Here, the device profile described in the ’415 patent is not a tangible or physical thing and thus does not fall within any of the categories of eligible subject matter. [T]he device profile is comprised of two sets of data that describe a device dependent transformation—one set of data for color information and the other set of data for spatial information. The asserted claims are not directed to any tangible embodiment of this information (i.e., in physical memory or other medium) or claim any tangible part of the digital processing system. The claims are instead directed to information in its non-tangible form. Hence, the device profile claimed in the ’415 patent does not fall within any of the categories of eligible subject matter under section 101. Digitech argues that a device profile is subject matter eligible because it is “hardware or software within a digital image processing system” and exists as a tag file appended to a digital image. Digitech’s position is not supported by the claim language, which does not describe the device profile as a tag or any other embodiment of hardware or software. The claims’ only description of the device profile is that it comprises “first data for describing” color information and “second data for describing” spatial information. The claims encompass all embodiments of the information contained in the device profile, regardless of the process through which this information is obtained or the physical medium in which it is stored. Data in its ethereal, non-physical form is simply information that does not fall under any of the categories of eligible subject matter under section 101. . . .

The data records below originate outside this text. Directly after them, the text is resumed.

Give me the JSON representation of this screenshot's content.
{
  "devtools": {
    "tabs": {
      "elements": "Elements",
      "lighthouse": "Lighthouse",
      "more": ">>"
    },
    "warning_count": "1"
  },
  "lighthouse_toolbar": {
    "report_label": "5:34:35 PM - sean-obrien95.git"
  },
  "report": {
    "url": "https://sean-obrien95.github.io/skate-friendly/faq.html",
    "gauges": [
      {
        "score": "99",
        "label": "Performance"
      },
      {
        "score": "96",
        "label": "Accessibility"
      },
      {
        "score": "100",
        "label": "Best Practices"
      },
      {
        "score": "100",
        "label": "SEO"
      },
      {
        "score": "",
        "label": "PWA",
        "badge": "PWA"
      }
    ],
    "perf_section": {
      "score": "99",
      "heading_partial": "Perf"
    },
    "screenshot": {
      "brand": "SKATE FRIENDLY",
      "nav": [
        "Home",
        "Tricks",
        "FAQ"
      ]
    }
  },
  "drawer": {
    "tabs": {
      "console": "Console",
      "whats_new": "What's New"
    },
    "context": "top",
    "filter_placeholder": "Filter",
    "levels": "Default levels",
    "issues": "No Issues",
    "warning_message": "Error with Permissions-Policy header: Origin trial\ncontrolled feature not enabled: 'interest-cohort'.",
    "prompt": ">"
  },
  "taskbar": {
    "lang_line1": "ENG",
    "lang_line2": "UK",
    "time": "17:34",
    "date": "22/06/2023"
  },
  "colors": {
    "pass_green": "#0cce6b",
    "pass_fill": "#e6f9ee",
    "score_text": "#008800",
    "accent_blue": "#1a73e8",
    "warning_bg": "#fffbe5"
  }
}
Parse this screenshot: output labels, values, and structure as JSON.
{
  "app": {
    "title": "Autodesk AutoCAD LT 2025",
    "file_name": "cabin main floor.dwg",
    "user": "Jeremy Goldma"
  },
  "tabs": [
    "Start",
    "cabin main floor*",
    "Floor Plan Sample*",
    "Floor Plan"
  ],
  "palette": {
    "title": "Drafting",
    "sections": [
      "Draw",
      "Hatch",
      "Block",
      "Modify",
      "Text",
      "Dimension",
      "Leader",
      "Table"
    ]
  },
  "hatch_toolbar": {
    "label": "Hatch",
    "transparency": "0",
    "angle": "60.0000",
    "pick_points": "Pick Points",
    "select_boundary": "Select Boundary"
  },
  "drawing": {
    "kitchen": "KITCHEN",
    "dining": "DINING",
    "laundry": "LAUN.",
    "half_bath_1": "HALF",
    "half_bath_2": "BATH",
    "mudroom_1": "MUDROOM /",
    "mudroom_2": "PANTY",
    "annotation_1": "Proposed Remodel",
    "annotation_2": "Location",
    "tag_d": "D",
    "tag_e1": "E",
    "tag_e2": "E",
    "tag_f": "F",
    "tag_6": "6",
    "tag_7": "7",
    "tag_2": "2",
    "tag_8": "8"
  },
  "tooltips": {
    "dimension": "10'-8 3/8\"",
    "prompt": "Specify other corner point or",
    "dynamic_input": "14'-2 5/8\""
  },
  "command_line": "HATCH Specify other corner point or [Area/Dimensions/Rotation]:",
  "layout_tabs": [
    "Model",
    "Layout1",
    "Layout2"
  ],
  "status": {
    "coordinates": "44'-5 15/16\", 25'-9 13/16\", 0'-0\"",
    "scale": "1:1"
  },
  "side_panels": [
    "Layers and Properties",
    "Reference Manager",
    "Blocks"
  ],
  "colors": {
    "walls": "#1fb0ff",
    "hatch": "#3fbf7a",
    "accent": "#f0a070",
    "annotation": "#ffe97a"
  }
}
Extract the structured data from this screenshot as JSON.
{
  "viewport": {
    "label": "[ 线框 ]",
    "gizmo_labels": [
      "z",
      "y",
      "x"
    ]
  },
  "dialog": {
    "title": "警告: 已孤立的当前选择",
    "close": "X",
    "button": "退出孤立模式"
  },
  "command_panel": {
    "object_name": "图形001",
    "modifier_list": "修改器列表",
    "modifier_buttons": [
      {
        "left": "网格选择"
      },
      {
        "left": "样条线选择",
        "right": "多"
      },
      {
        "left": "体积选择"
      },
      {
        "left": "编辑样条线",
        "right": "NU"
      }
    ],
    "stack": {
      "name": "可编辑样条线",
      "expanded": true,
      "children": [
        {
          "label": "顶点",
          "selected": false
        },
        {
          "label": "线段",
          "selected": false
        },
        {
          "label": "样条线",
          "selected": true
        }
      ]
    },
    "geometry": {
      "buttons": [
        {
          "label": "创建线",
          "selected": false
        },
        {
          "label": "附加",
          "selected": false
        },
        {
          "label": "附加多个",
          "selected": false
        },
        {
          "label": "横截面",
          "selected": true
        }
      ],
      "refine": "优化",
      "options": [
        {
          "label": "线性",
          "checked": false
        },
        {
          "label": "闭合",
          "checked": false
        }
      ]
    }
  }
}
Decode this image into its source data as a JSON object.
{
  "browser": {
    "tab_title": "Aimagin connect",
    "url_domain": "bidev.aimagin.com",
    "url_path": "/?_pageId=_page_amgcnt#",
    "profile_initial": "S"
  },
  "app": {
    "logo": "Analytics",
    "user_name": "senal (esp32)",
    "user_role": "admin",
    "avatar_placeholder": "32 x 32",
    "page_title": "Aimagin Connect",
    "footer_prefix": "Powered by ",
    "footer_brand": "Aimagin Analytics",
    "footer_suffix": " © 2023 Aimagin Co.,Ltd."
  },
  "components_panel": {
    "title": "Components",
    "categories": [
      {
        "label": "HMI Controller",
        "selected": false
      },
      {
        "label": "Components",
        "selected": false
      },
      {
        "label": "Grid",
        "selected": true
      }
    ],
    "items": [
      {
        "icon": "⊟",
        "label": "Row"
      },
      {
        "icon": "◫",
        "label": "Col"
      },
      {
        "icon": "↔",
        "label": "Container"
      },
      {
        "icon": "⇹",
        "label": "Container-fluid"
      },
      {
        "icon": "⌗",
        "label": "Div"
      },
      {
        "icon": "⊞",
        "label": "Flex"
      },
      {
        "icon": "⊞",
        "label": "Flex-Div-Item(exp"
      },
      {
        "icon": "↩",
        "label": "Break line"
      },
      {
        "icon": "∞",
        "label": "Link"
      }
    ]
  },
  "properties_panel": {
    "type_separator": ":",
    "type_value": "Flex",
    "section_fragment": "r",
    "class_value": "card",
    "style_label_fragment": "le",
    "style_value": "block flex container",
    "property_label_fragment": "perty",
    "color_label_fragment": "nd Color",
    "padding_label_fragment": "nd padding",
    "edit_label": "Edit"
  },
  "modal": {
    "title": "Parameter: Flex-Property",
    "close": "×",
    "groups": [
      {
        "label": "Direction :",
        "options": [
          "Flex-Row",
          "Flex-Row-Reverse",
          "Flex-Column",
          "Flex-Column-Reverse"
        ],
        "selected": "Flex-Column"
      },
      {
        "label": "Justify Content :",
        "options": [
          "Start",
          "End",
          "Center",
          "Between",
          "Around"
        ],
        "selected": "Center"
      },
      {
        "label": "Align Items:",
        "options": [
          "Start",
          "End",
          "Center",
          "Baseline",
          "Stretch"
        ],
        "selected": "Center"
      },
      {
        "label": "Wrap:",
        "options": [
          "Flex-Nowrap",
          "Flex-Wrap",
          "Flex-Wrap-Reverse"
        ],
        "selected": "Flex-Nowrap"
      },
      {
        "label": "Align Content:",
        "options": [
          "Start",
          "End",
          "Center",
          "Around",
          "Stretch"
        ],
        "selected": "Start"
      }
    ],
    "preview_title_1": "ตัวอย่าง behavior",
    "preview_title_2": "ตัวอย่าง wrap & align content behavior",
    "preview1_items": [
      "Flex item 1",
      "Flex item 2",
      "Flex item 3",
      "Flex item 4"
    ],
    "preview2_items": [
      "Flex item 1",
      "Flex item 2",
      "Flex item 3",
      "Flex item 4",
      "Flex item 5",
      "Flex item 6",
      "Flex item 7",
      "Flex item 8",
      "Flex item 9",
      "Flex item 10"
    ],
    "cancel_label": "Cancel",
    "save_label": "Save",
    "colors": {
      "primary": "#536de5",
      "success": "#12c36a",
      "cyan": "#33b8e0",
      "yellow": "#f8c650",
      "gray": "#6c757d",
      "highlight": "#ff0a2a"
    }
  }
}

There is no dispute that the asserted method claims describe a process. Claims that fall within one of the four subject matter categories may nevertheless be ineligible if they encompass laws of nature, physical phenomena, or abstract ideas. The Supreme Court recently reaffirmed that fundamental concepts, by themselves, are ineligible abstract ideas. In determining whether a process claim recites an abstract idea, we must examine the claim as a whole, keeping in mind that an invention is not ineligible just because it relies upon a law of nature or mathematical algorithm. As noted by the Supreme Court, “an application of a law of nature or mathematical formula to a known structure or process may well be deserving of patent protection.” A claim may be eligible if it includes additional inventive features such that the claim scope does not solely capture the abstract idea. But a claim reciting an abstract idea does not become eligible “merely by adding the words ‘apply it.’”

The method in the ’415 patent claims an abstract idea because it describes a process of organizing information through mathematical correlations and is not tied to a specific structure or machine. [The] claim recites a process of taking two data sets and combining them into a single data set, the device profile. The two data sets are generated by taking existing information—i.e., measured chromatic stimuli, spatial stimuli, and device response characteristic functions—and organizing this information into a new form. The above claim thus recites an ineligible abstract process of gathering and combining data that does not require input from a physical device. [T]he two data sets and the resulting device profile are ineligible subject matter. Without additional limitations, a process that employs mathematical algorithms to manipulate existing information to generate additional information is not patent eligible. “If a claim is directed essentially to a method of calculating, using a mathematical formula, even if the solution is for a specific purpose, the claimed method is nonstatutory.”